Ombudsman RI mempertimbangkan adanya ketidakjelasan dalam harga bawang putih secara nasional saat ini. Meskipun pengaruh nilai tukar rupiah dan harga global diakui, namun keanehan terjadi pada perbedaan antara biaya landed dengan harga konsumen.
Anggota Ombudsman RI, Yeka Hendra Fatika, menyatakan bahwa harga bawang putih di negara asalnya, China, sedang tinggi. Ia juga mencatat bahwa nilai tukar rupiah memengaruhi harga bawang putih di dalam negeri karena lebih dari 90% dari kebutuhan bawang putih nasional dipenuhi melalui impor.
Meskipun begitu, Yeka berpendapat bahwa kenaikan tersebut seharusnya tidak membuat harga bawang putih di pasaran atau konsumen mencapai Rp42.000-Rp50.000 per kg. Hal ini disebabkan biaya landed cost untuk bawang putih berada di kisaran Rp23.000-Rp24.000 per kg. Dengan demikian, terdapat selisih yang besar antara landed cost dan harga konsumen.

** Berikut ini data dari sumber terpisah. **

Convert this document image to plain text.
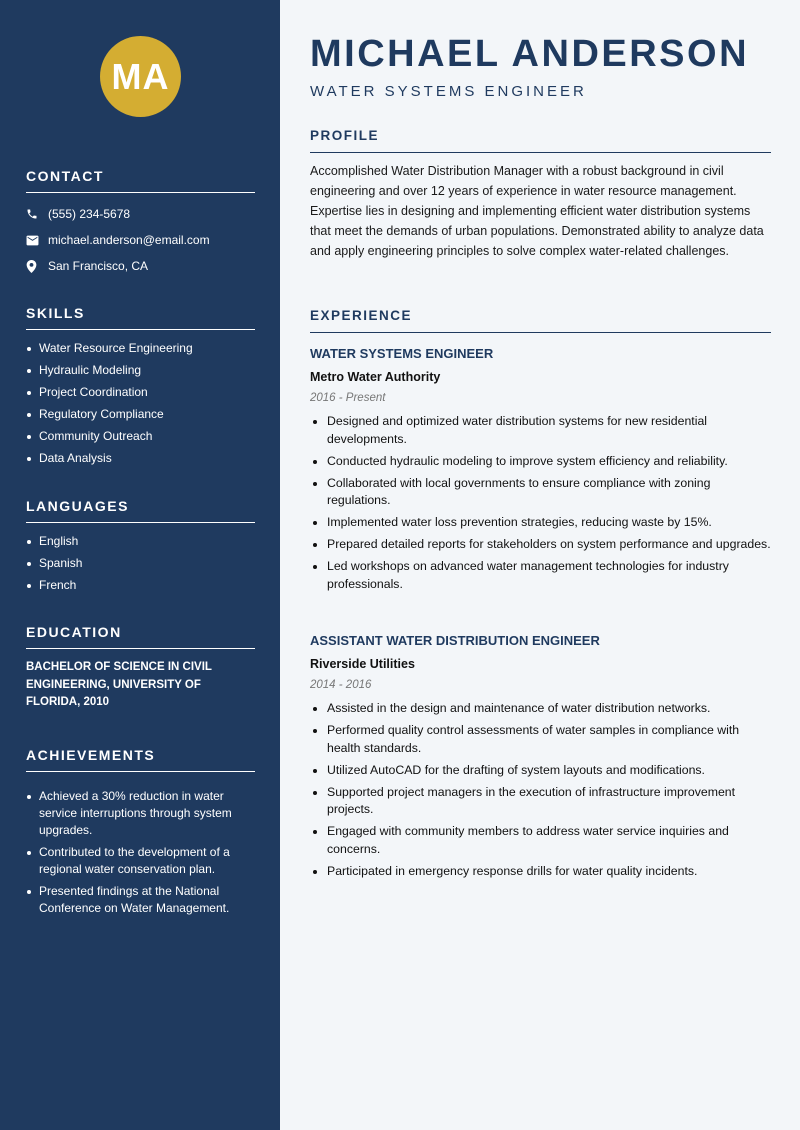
MA
CONTACT
(555) 234-5678
michael.anderson@email.com
San Francisco, CA
SKILLS
Water Resource Engineering
Hydraulic Modeling
Project Coordination
Regulatory Compliance
Community Outreach
Data Analysis
LANGUAGES
English
Spanish
French
EDUCATION
BACHELOR OF SCIENCE IN CIVIL ENGINEERING, UNIVERSITY OF FLORIDA, 2010
ACHIEVEMENTS
Achieved a 30% reduction in water service interruptions through system upgrades.
Contributed to the development of a regional water conservation plan.
Presented findings at the National Conference on Water Management.
MICHAEL ANDERSON
WATER SYSTEMS ENGINEER
PROFILE

Accomplished Water Distribution Manager with a robust background in civil engineering and over 12 years of experience in water resource management. Expertise lies in designing and implementing efficient water distribution systems that meet the demands of urban populations. Demonstrated ability to analyze data and apply engineering principles to solve complex water-related challenges.

EXPERIENCE
WATER SYSTEMS ENGINEER
Metro Water Authority
2016 - Present
Designed and optimized water distribution systems for new residential developments.
Conducted hydraulic modeling to improve system efficiency and reliability.
Collaborated with local governments to ensure compliance with zoning regulations.
Implemented water loss prevention strategies, reducing waste by 15%.
Prepared detailed reports for stakeholders on system performance and upgrades.
Led workshops on advanced water management technologies for industry professionals.
ASSISTANT WATER DISTRIBUTION ENGINEER
Riverside Utilities
2014 - 2016
Assisted in the design and maintenance of water distribution networks.
Performed quality control assessments of water samples in compliance with health standards.
Utilized AutoCAD for the drafting of system layouts and modifications.
Supported project managers in the execution of infrastructure improvement projects.
Engaged with community members to address water service inquiries and concerns.
Participated in emergency response drills for water quality incidents.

Yeka menyebutkan bahwa biasanya, saat tidak terjadi kenaikan harga di negara asal impor, harga landed cost bawang putih berada di kisaran Rp19.000-Rp20.000 per kg. Dengan adanya perbedaan yang signifikan antara biaya landed dan harga konsumen, ia mengajukan pertanyaan apakah hal ini terjadi karena pelaku usaha memperoleh keuntungan besar.

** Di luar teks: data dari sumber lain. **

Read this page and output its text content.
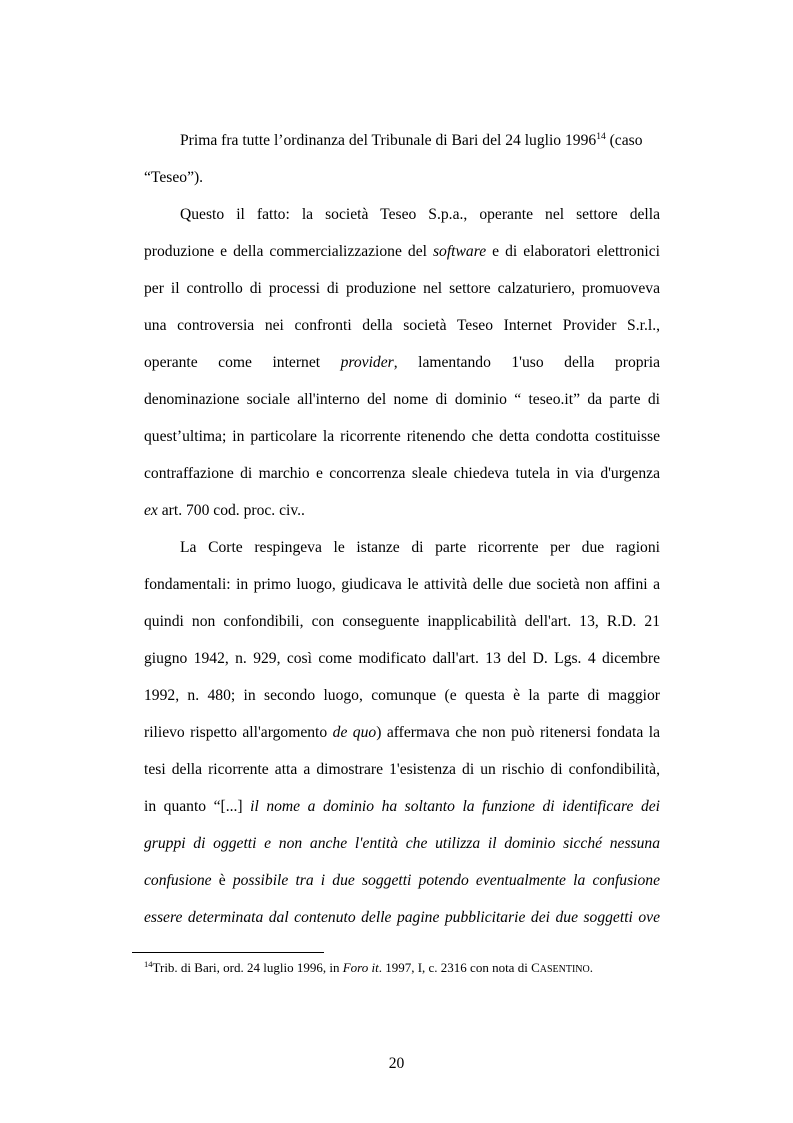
Prima fra tutte l’ordinanza del Tribunale di Bari del 24 luglio 1996$^{14}$ (caso
“Teseo”).
Questo il fatto: la società Teseo S.p.a., operante nel settore della
produzione e della commercializzazione del software e di elaboratori elettronici
per il controllo di processi di produzione nel settore calzaturiero, promuoveva
una controversia nei confronti della società Teseo Internet Provider S.r.l.,
operante come internet provider, lamentando 1'uso della propria
denominazione sociale all'interno del nome di dominio “ teseo.it” da parte di
quest’ultima; in particolare la ricorrente ritenendo che detta condotta costituisse
contraffazione di marchio e concorrenza sleale chiedeva tutela in via d'urgenza
ex art. 700 cod. proc. civ..
La Corte respingeva le istanze di parte ricorrente per due ragioni
fondamentali: in primo luogo, giudicava le attività delle due società non affini a
quindi non confondibili, con conseguente inapplicabilità dell'art. 13, R.D. 21
giugno 1942, n. 929, così come modificato dall'art. 13 del D. Lgs. 4 dicembre
1992, n. 480; in secondo luogo, comunque (e questa è la parte di maggior
rilievo rispetto all'argomento de quo) affermava che non può ritenersi fondata la
tesi della ricorrente atta a dimostrare 1'esistenza di un rischio di confondibilità,
in quanto “[...] il nome a dominio ha soltanto la funzione di identificare dei
gruppi di oggetti e non anche l'entità che utilizza il dominio sicché nessuna
confusione è possibile tra i due soggetti potendo eventualmente la confusione
essere determinata dal contenuto delle pagine pubblicitarie dei due soggetti ove
$^{14}$Trib. di Bari, ord. 24 luglio 1996, in Foro it. 1997, I, c. 2316 con nota di CASENTINO.
20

Namun, Ombudsman merasa tidak tertarik untuk mendalami investigasi lebih lanjut mengingat adanya potensi korupsi tinggi dalam impor bawang putih. Yeka menilai bahwa hal ini seharusnya menjadi tanggung jawab aparat penegak hukum.
Secara lebih lanjut, dengan harga bawang putih yang tinggi di China, ia mengemukakan bahwa idealnya harga bawang putih di tingkat konsumen tidak boleh lebih dari Rp35.000 per kg. Angka ini sudah mencakup harga rata-rata nasional.
Berdasarkan data harga Badan Pangan, harga bawang putih secara nasional per tanggal 4 April 2024 naik menjadi Rp42.090 per kg dibandingkan dengan satu pekan sebelumnya.